Les successeurs de Wilson l’ont également très bien compris ; par exemple, Clinton, dont la doctrine était que les États-Unis ont le droit d’utiliser la force militaire pour garantir « un accès sans entrave aux marchés clés, aux approvisionnements énergétiques et aux ressources stratégiques », sans même avoir besoin de concocter des prétextes du type Bush. Les États-Unis doivent donc maintenir d’énormes forces militaires « déployées à l’avant » en Europe et en Asie « afin de façonner l’opinion des gens à notre sujet » et « pour façonner les événements qui affecteront nos moyens de subsistance et notre sécurité » (le secrétaire à la Défense William Cohen). Cette prescription pour une guerre permanente est une nouvelle doctrine stratégique, observe l’historien militaire Andrew Bacevich, amplifiée plus tard par Bush et Obama.

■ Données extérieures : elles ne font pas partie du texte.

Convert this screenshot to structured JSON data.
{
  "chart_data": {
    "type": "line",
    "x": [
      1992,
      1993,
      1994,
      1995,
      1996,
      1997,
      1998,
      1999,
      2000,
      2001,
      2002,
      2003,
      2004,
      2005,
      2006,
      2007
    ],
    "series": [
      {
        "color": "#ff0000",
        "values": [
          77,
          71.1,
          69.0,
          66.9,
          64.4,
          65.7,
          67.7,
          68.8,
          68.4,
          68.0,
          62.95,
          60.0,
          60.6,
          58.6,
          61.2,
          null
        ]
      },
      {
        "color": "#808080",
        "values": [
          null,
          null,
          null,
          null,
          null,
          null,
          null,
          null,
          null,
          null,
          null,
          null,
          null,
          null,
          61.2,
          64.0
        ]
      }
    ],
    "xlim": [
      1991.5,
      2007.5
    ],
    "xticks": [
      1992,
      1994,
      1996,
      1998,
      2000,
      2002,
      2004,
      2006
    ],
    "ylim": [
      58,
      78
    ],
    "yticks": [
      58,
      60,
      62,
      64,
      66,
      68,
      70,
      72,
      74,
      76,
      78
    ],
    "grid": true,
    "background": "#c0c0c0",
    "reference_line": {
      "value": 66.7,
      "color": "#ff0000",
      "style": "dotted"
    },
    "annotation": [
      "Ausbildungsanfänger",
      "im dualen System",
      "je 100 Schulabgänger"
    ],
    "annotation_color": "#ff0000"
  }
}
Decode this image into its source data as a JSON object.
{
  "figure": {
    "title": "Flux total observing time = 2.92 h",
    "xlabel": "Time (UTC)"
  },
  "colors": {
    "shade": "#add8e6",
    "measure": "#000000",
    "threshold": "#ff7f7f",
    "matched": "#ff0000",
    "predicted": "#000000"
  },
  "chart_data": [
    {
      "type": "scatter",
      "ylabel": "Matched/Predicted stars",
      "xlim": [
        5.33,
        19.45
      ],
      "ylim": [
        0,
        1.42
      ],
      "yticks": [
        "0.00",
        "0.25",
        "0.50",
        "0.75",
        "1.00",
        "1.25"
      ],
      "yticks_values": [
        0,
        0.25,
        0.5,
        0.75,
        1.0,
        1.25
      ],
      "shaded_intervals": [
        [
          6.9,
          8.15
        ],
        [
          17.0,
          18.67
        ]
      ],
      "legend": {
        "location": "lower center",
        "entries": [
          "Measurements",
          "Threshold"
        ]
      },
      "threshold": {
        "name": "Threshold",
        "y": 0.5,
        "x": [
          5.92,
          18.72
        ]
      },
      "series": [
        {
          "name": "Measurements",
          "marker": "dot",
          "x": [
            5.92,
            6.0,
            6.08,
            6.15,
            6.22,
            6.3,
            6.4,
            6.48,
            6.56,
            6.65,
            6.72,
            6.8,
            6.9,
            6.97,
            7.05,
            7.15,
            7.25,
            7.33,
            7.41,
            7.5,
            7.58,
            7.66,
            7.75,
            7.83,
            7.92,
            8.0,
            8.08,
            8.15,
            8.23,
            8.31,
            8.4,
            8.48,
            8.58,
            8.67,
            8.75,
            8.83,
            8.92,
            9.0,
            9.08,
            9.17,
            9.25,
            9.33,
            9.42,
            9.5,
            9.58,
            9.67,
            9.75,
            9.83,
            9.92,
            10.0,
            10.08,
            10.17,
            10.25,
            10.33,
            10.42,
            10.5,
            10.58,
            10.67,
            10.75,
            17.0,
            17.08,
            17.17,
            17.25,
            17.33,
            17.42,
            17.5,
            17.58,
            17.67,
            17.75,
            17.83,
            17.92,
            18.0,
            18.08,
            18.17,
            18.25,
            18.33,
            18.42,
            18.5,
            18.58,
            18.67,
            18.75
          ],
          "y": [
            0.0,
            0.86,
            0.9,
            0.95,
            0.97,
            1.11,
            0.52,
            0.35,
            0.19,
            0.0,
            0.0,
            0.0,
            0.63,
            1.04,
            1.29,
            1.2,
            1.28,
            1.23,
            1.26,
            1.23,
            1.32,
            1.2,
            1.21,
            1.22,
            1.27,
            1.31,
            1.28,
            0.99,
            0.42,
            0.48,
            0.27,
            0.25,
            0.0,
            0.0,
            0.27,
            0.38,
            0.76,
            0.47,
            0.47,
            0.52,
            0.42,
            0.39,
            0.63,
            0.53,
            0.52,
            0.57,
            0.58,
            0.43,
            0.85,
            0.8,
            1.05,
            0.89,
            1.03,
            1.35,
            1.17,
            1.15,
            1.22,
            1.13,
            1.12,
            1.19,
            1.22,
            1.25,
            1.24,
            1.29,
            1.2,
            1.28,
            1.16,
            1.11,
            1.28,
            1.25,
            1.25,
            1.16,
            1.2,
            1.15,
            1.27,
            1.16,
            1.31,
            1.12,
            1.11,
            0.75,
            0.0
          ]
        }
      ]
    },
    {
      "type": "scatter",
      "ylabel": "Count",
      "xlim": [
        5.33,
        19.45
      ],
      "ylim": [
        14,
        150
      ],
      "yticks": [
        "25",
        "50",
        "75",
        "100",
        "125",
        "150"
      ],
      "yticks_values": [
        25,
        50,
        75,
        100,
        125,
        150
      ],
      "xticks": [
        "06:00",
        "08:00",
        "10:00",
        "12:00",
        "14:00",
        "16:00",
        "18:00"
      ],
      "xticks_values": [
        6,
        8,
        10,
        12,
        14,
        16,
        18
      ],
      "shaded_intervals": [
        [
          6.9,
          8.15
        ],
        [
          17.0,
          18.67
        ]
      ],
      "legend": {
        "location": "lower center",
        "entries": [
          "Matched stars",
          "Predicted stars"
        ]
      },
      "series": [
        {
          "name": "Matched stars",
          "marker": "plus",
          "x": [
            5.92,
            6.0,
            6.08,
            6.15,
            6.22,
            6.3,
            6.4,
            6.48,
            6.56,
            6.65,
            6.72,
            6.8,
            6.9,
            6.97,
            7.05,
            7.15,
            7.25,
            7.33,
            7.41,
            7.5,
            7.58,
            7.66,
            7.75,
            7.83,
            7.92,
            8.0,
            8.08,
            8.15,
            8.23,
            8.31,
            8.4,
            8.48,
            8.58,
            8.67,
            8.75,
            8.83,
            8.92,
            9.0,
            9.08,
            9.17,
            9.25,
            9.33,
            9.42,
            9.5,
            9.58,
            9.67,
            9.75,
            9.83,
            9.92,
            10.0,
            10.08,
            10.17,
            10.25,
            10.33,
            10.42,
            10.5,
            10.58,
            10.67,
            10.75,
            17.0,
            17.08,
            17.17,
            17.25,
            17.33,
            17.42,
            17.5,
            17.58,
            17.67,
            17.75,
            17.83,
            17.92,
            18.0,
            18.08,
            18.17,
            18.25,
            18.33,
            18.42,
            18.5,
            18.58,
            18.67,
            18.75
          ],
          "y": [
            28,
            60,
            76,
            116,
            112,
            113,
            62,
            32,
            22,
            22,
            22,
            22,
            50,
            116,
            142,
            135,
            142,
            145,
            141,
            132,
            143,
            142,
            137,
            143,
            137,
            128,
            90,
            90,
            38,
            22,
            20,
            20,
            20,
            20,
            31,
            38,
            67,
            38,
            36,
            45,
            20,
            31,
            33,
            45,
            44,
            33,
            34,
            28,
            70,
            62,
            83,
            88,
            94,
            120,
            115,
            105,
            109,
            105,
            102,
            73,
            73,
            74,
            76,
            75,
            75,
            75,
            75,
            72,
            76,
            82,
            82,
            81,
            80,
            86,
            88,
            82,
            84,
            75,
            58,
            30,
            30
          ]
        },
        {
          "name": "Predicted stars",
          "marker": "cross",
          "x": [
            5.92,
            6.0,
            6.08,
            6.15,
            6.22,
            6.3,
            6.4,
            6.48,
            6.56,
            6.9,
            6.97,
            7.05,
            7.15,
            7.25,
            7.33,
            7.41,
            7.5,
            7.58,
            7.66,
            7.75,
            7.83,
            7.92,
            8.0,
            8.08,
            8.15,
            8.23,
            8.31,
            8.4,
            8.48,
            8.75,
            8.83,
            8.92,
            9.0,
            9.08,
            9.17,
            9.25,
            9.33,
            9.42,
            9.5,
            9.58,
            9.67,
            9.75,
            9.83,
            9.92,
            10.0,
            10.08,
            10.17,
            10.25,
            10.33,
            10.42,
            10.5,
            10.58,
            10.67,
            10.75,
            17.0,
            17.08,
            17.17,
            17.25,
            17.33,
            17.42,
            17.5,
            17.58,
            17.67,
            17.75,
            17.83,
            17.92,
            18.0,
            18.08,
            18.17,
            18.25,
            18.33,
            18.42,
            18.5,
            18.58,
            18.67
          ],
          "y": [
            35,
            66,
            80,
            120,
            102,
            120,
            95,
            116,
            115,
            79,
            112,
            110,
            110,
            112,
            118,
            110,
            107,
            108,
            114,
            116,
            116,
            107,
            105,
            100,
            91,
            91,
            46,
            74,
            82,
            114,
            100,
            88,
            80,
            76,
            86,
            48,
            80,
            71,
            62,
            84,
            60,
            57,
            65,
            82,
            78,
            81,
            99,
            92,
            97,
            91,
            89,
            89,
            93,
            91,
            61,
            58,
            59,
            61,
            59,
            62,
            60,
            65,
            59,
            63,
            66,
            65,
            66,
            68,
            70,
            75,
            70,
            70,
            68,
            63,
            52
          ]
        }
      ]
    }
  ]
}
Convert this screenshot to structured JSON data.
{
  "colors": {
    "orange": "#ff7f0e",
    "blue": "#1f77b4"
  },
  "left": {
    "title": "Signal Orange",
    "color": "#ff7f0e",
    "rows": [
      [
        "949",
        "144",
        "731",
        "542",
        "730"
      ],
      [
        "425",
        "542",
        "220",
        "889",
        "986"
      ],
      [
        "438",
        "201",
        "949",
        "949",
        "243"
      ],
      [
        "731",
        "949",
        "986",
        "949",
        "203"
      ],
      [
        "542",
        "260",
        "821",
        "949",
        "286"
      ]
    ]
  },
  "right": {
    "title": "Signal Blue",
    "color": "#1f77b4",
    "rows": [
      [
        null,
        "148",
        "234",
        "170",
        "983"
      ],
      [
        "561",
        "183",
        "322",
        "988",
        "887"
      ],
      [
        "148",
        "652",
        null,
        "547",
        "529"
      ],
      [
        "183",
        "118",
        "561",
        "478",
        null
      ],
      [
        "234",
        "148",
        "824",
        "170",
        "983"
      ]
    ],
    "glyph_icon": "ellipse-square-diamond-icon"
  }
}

La doctrine traditionnelle est compréhensible. Comme tout membre de la mafia le sait, la moindre perte de contrôle peut conduire à l’effondrement du système de domination, car d’autres sont encouragés à suivre une voie similaire. Ce principe central du pouvoir est familièrement formulé sous le nom de « théorie des dominos », qui se traduit en pratique par la reconnaissance que le « virus » d’un développement indépendant réussi peut « propager la contagion » ailleurs et doit donc être détruit pendant que les victimes potentielles de la peste sont éliminées. inoculés, généralement par des dictatures brutales.
Selon l'étude du Pentagone, le budget militaire de la Chine est en augmentation, approchant « un cinquième de ce que le Pentagone a dépensé pour opérer et mener les guerres en Irak et en Afghanistan », une fraction du budget militaire américain bien sûr. Ces inquiétudes sont compréhensibles, dans la mesure où les États-Unis doivent maintenir un « pouvoir incontesté » sur une grande partie du monde, avec « une suprématie militaire et économique », tout en garantissant la « limitation de tout exercice de souveraineté » par les États susceptibles d’interférer avec les États. ses conceptions globales.
Tels étaient les principes établis par des planificateurs de haut niveau et des experts en politique étrangère pendant la Seconde Guerre mondiale, alors qu’ils développaient le cadre du monde d’après-guerre, largement mis en œuvre. Les États-Unis devaient maintenir cette domination dans une « grande zone », qui devait inclure au minimum l’hémisphère occidental, l’Extrême-Orient et l’ancien empire britannique, y compris les ressources énergétiques cruciales du Moyen-Orient. Alors que la Russie commençait à écraser les armées nazies après Stalingrad, les objectifs de la Grande Zone s’étendaient à la plus grande partie de l’Eurasie possible, du moins à son noyau économique en Europe occidentale. Il a toujours été entendu que l’Europe pourrait choisir de suivre une voie indépendante, peut-être la vision gaulliste d’une Europe allant de l’Atlantique à l’Oural. L’OTAN était en partie destinée à contrer cette menace, et la question reste très présente aujourd’hui alors que l’OTAN est devenue une force d’intervention dirigée par les États-Unis, avec la responsabilité particulière de contrôler « l’infrastructure cruciale » du système énergétique mondial sur lequel s’appuie l’Occident.
Mais le contrôle du monde n’est pas une question simple, même pour un État doté de la puissance historiquement sans précédent des États-Unis, question sur laquelle nous reviendrons.